The sounds of argument cut off as Margrit closed the front door. Cameron, pink-cheeked with distress, looked out of the bedroom she shared with Cole and whispered, “We didn’t think you’d be coming home.”
“I thought maybe it would help to talk.”
“Talk?” Cole’s angry voice sailed past Cameron. “What is there to talk about? When you said it was too much to deal with a couple weeks ago, I thought you meant it was over, Grit.” He appeared behind Cam, who turned out of the way so her taller form wouldn’t block his view or his conversation.
Conversation. That was an unusually polite word for the exchange. Margrit sighed and went to lean on her bedroom door. Cam, falling into an old pattern, stepped away from Cole to lean against the front doorframe, making an unequidistant triangle between the three of them. They’d spent uncountable time in those doors, standing around talking for hours after they should’ve slept. A spark of hope lit in Margrit’s breast, even though Cole’s tight expression told her there was no reason for it. “I think I said I was too tired to fight about it right then and we’d talk about it later. I guess it’s later now.”
“Yeah? And what do you want me to say? That it’s okay you’re screwing a freak?”
“No.” Margrit’s reply was very soft, even to her own ears. “Mostly what I want you to say—to promise—is that you won’t tell anybody, under any circumstances, what you know. Because if the rest of them find out you’ve learned about them, if they think you’re any kind of risk, they’ll kill you, Cole. Both of you. Their existence depends on secrecy.”
“Of course we wouldn’t tell.” Cameron sounded confident and strong, her expression laced with challenge as she looked toward her fiancé. “Aside from who would believe us, it’d be a death sentence. Not for us,” she said as Cole’s gaze darkened. “For them. You wouldn’t want to be responsible for killing somebody, would you, Cole?”
“That thing isn’t a somebody. It’s a monster. How do you even know it’s safe, Margrit? How do you know it’s not going to turn around and tear you apart someday?”
“Because if he wanted me dead, I’d be dead half a dozen times over already.” A shiver turned Margrit’s skin to goose bumps as she realized how true her statement was. She’d been in more danger in the weeks she’d known Alban than she’d ever known before. “He wouldn’t have had to have done anything. He could’ve just let that cab run me down in January.”

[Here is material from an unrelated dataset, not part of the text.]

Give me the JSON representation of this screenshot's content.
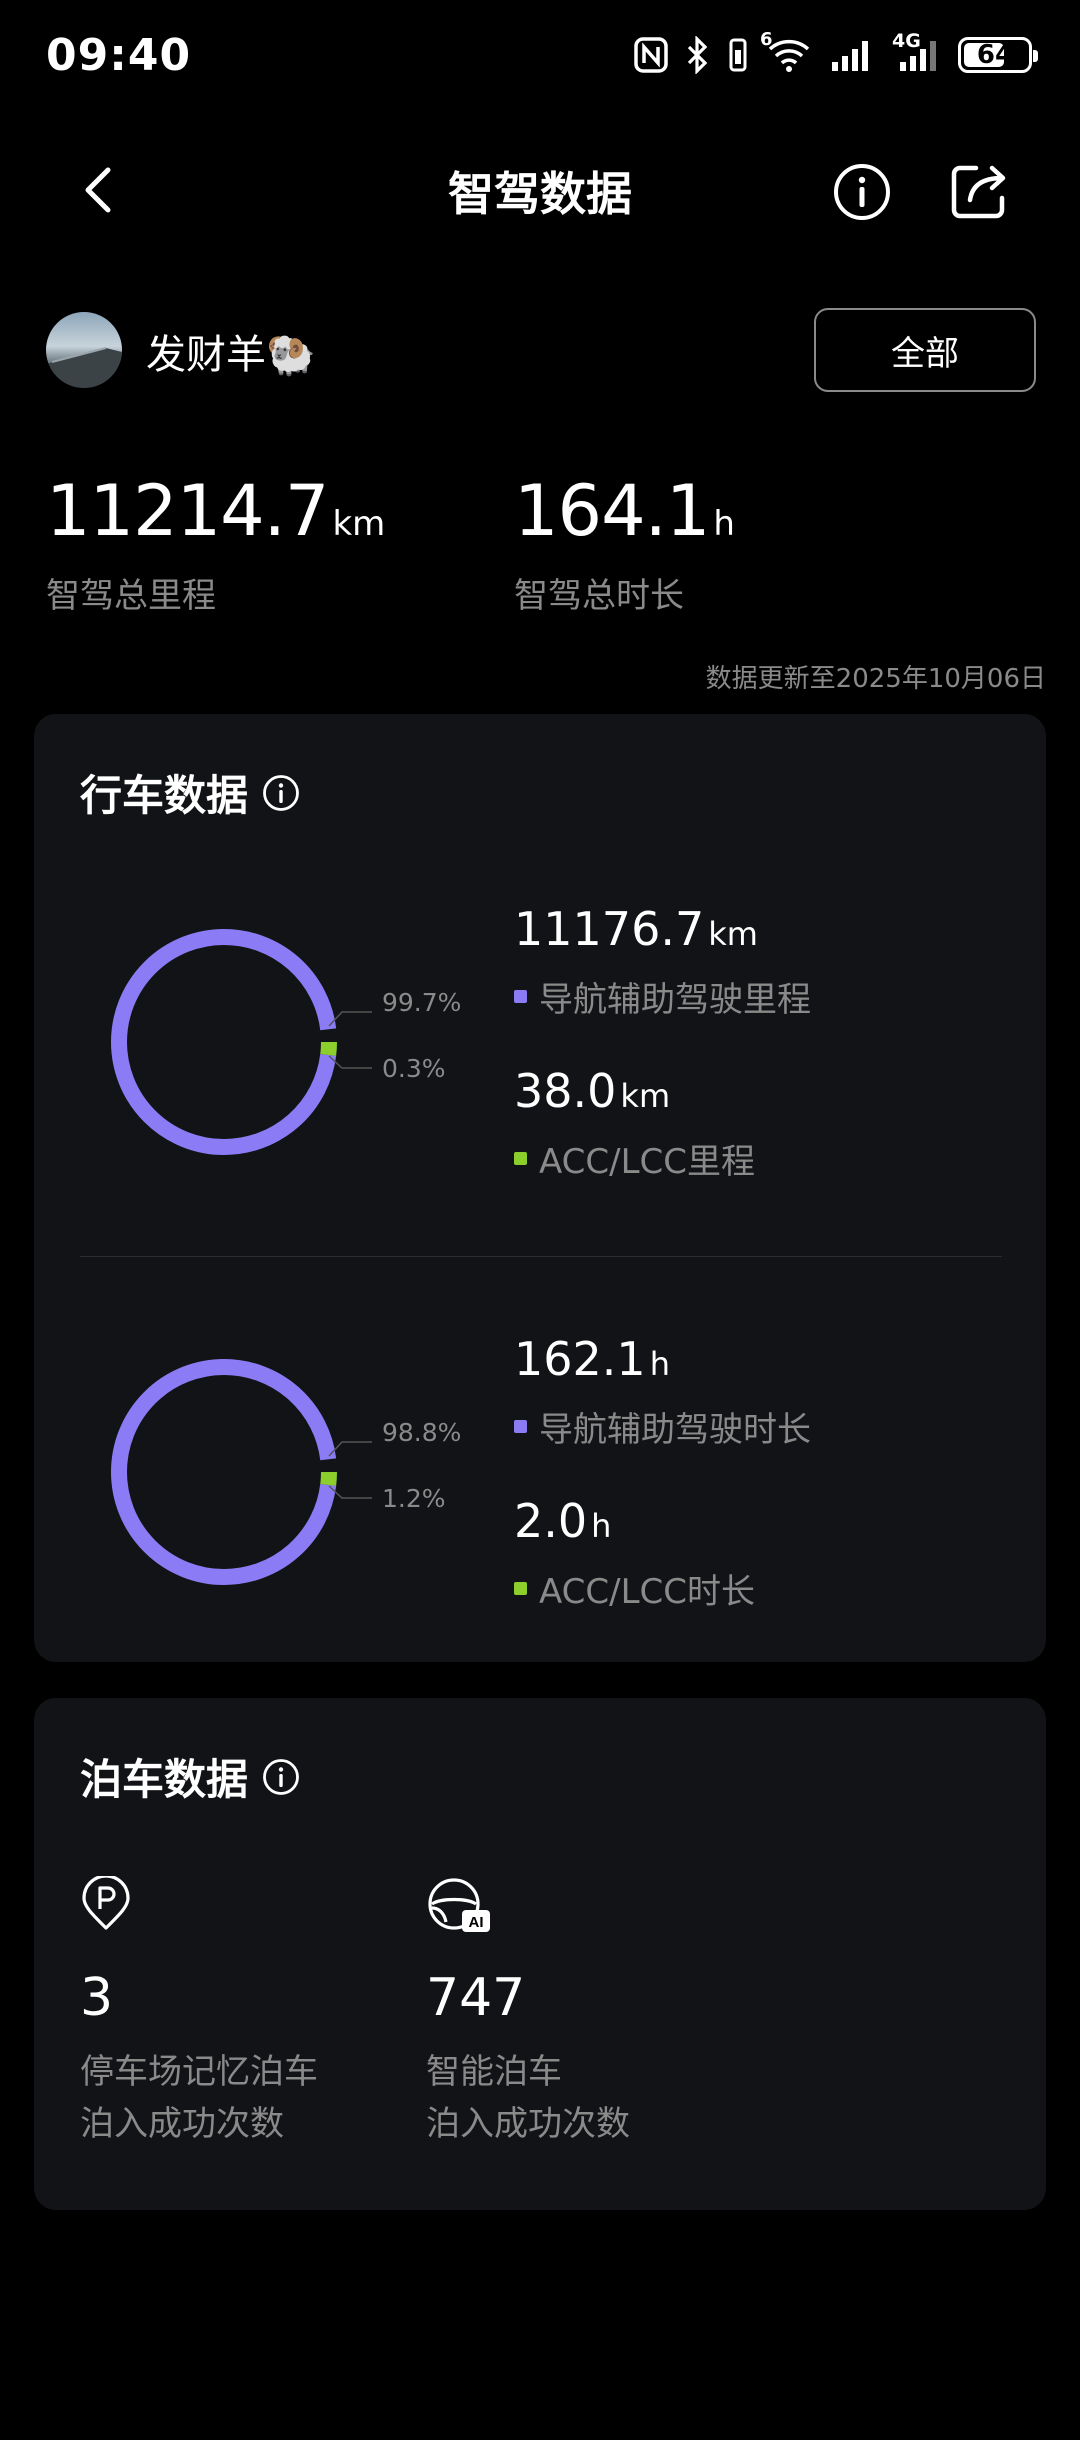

“Was that on purpose?” Horror filled Cameron’s question and her voice shot higher as Margrit nodded. “Grit, what happened back then? Did Alban kill all those people?”
“No.” Margrit glanced upward for strength, then plunged on. “It was another gargoyle, a woman who thought Alban was her father and had abandoned her and her mother. She tried to kill me. Alban saved my life.” She rubbed her hand over her forearm, remembering the pain of its break. “He’s been protecting me for a long time.”
Cole demanded, “How long?” as Cam’s worry relaxed a little.
“Years,” Margrit replied reluctantly. Cole’s expression said the same things she had thought when she’d first learned that Alban had been watching over her: that she’d been stalked by a lunatic. “He doesn’t think of it that way,” she said to the unspoken accusation. “Gargoyles protect. That’s what they do. It’s what they are.”
“At least somebody was keeping an eye on her.” Cam’s smile wavered hopefully. “I mean, she wasn’t out there running every night all alone after all.”
“That’s supposed to make me feel better?” Cole asked.
Cam’s tottery smile fell away. “It does me.”
“Knowing there was a monster stalking your best friend makes you—” Cole broke off with a sound of fear and frustration, then turned on his heel and reentered their bedroom. The door closed behind him at a decibel and speed just shy of a slam.
Cameron flinched and Margrit dropped her chin to her chest. “I’m sorry.”
“So am I.” Cam sounded exhausted and bewildered. “Grit, I don’t know…”
Margrit lifted her gaze again, tightness pricking at her eyes and throat. “I know. It’s one thing to date somebody your friends don’t approve of, but this is different. This isn’t the guy you think might be violent or have a drug problem or who’s just a jerk.” She chuckled and put a hand over her face for a moment. “In fact, Alban’s about as far from any of that as you can get. But it’s a little hard to ignore what he is.”